Roe should have been more than a court decision; it should have cemented the right to safe, legal abortion care for all. That is not the case. As of 2012, just 15 percent of Americans said they required a candidate to agree with them on choice—but far more than that will be directly affected by the decisions their candidates make on their behalf. The time to ramp up our stigma-fighting, legislator-lobbying, and capitol-protesting is right now. Legislators in the state houses and in Washington need to hear loud and clear that bodily autonomy isn’t something we take for granted and that we expect them, no matter the ZIP code of their constituency, to affirm our right to decide what happens in our doctors’ offices.

Become part of the storytelling movement—something anyone can do in any state.
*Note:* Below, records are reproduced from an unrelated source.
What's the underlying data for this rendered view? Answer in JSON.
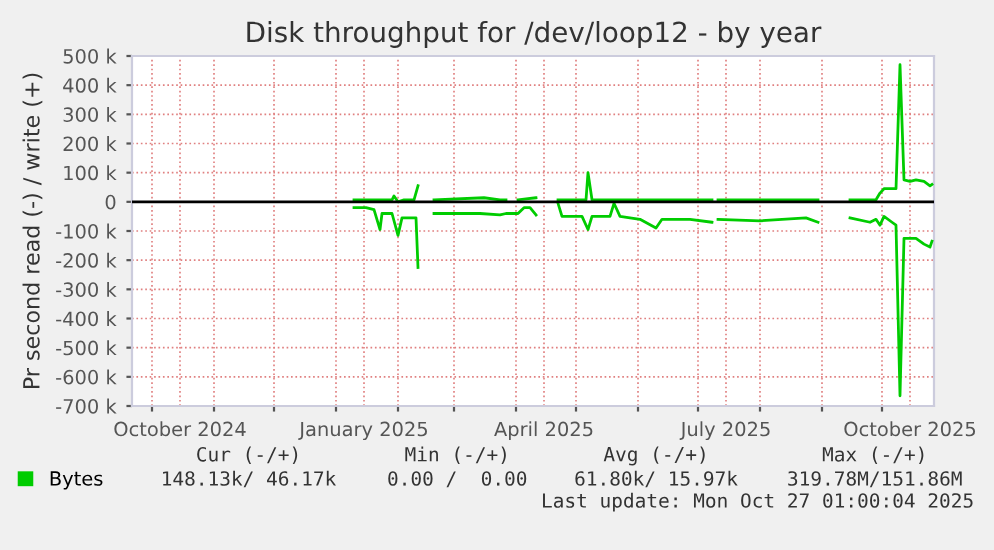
{
  "chart_data": {
    "type": "line",
    "title": "Disk throughput for /dev/loop12 - by year",
    "ylabel": "Pr second read (-) / write (+)",
    "series": [
      {
        "name": "Bytes",
        "color": "#00cc00",
        "x": [
          "2025-01-10",
          "2025-01-16",
          "2025-01-23",
          "2025-01-29",
          "2025-01-30",
          "2025-02-01",
          "2025-02-04",
          "2025-02-09",
          "2025-02-11",
          "2025-02-12",
          "2025-02-19",
          "2025-03-16",
          "2025-03-24",
          "2025-03-27",
          "2025-03-30",
          "2025-04-02",
          "2025-04-11",
          "2025-04-15",
          "2025-04-22",
          "2025-05-06",
          "2025-05-07",
          "2025-05-09",
          "2025-06-02",
          "2025-07-08",
          "2025-07-09",
          "2025-07-11",
          "2025-08-30",
          "2025-09-05",
          "2025-09-15",
          "2025-09-28",
          "2025-09-30",
          "2025-10-02",
          "2025-10-08",
          "2025-10-10",
          "2025-10-12",
          "2025-10-15",
          "2025-10-18",
          "2025-10-22",
          "2025-10-25",
          "2025-10-26"
        ],
        "values": [
          7000,
          7000,
          7000,
          7000,
          20000,
          0,
          7000,
          7000,
          55000,
          null,
          7000,
          14000,
          7000,
          7000,
          null,
          7000,
          14000,
          null,
          7000,
          7000,
          100000,
          7000,
          7000,
          7000,
          null,
          7000,
          7000,
          null,
          7000,
          7000,
          30000,
          45000,
          45000,
          470000,
          75000,
          70000,
          75000,
          70000,
          55000,
          60000
        ]
      },
      {
        "color": "#00cc00",
        "x": [
          "2025-01-10",
          "2025-01-16",
          "2025-01-20",
          "2025-01-23",
          "2025-01-24",
          "2025-01-29",
          "2025-02-01",
          "2025-02-03",
          "2025-02-10",
          "2025-02-11",
          "2025-02-12",
          "2025-02-19",
          "2025-03-14",
          "2025-03-24",
          "2025-03-27",
          "2025-04-02",
          "2025-04-05",
          "2025-04-08",
          "2025-04-11",
          "2025-04-15",
          "2025-04-22",
          "2025-04-24",
          "2025-05-04",
          "2025-05-07",
          "2025-05-09",
          "2025-05-18",
          "2025-05-20",
          "2025-05-23",
          "2025-06-02",
          "2025-06-10",
          "2025-06-13",
          "2025-06-27",
          "2025-07-08",
          "2025-07-09",
          "2025-07-11",
          "2025-08-01",
          "2025-08-24",
          "2025-08-30",
          "2025-09-05",
          "2025-09-15",
          "2025-09-25",
          "2025-09-28",
          "2025-09-30",
          "2025-10-02",
          "2025-10-06",
          "2025-10-08",
          "2025-10-10",
          "2025-10-12",
          "2025-10-18",
          "2025-10-22",
          "2025-10-25",
          "2025-10-26"
        ],
        "values": [
          -20000,
          -20000,
          -27000,
          -95000,
          -40000,
          -40000,
          -115000,
          -55000,
          -55000,
          -225000,
          null,
          -40000,
          -40000,
          -45000,
          -40000,
          -40000,
          -20000,
          -20000,
          -45000,
          null,
          -5000,
          -50000,
          -50000,
          -95000,
          -50000,
          -50000,
          -5000,
          -50000,
          -60000,
          -90000,
          -60000,
          -60000,
          -70000,
          null,
          -60000,
          -65000,
          -55000,
          -70000,
          null,
          -55000,
          -70000,
          -60000,
          -80000,
          -50000,
          -70000,
          -80000,
          -665000,
          -125000,
          -125000,
          -145000,
          -155000,
          -135000
        ]
      }
    ],
    "xlim": [
      "2024-09-21",
      "2025-10-27"
    ],
    "xticks": [
      {
        "value": "2024-10-01",
        "label": null
      },
      {
        "value": "2024-10-15",
        "label": "October 2024"
      },
      {
        "value": "2024-11-01",
        "label": null
      },
      {
        "value": "2024-12-01",
        "label": null
      },
      {
        "value": "2025-01-01",
        "label": null
      },
      {
        "value": "2025-01-15",
        "label": "January 2025"
      },
      {
        "value": "2025-02-01",
        "label": null
      },
      {
        "value": "2025-03-01",
        "label": null
      },
      {
        "value": "2025-04-01",
        "label": null
      },
      {
        "value": "2025-04-15",
        "label": "April 2025"
      },
      {
        "value": "2025-05-01",
        "label": null
      },
      {
        "value": "2025-06-01",
        "label": null
      },
      {
        "value": "2025-07-01",
        "label": null
      },
      {
        "value": "2025-07-15",
        "label": "July 2025"
      },
      {
        "value": "2025-08-01",
        "label": null
      },
      {
        "value": "2025-09-01",
        "label": null
      },
      {
        "value": "2025-10-01",
        "label": null
      },
      {
        "value": "2025-10-15",
        "label": "October 2025"
      }
    ],
    "ylim": [
      -700000,
      500000
    ],
    "yticks": [
      {
        "value": -700000,
        "label": "-700 k"
      },
      {
        "value": -600000,
        "label": "-600 k"
      },
      {
        "value": -500000,
        "label": "-500 k"
      },
      {
        "value": -400000,
        "label": "-400 k"
      },
      {
        "value": -300000,
        "label": "-300 k"
      },
      {
        "value": -200000,
        "label": "-200 k"
      },
      {
        "value": -100000,
        "label": "-100 k"
      },
      {
        "value": 0,
        "label": "0"
      },
      {
        "value": 100000,
        "label": "100 k"
      },
      {
        "value": 200000,
        "label": "200 k"
      },
      {
        "value": 300000,
        "label": "300 k"
      },
      {
        "value": 400000,
        "label": "400 k"
      },
      {
        "value": 500000,
        "label": "500 k"
      }
    ],
    "ref_lines": [
      {
        "axis": "y",
        "value": 0,
        "color": "#000000"
      }
    ],
    "grid": true,
    "legend": "bottom left",
    "marker": "none",
    "line_style": "solid",
    "annotations": [
      "Cur (-/+)",
      "Min (-/+)",
      "Avg (-/+)",
      "Max (-/+)",
      "148.13k/ 46.17k",
      "0.00 /  0.00",
      "61.80k/ 15.97k",
      "319.78M/151.86M",
      "Last update: Mon Oct 27 01:00:04 2025"
    ]
  }
}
Speak out against red-state-shaming and lift up the activists fighting uphill battles in their extremist state legislatures. And find out the state of access in your ZIP codes: Are there clinics? If so, do they need support, volunteers, or advocates? What’s the policy on sex ed in your school district? The full slate of positive reproductive health-care policies gets a massive lift when complacently pro-choice blue state residents get off the sidelines.

Take this week’s recognition of Roe and run with it. Use the anniversary as an excuse not just to demand proactive policies from your legislators, but also to discuss abortion and the reality of access in your networks. Then keep at it as though your bodily autonomy depends on it. Because, no matter where you live, it does.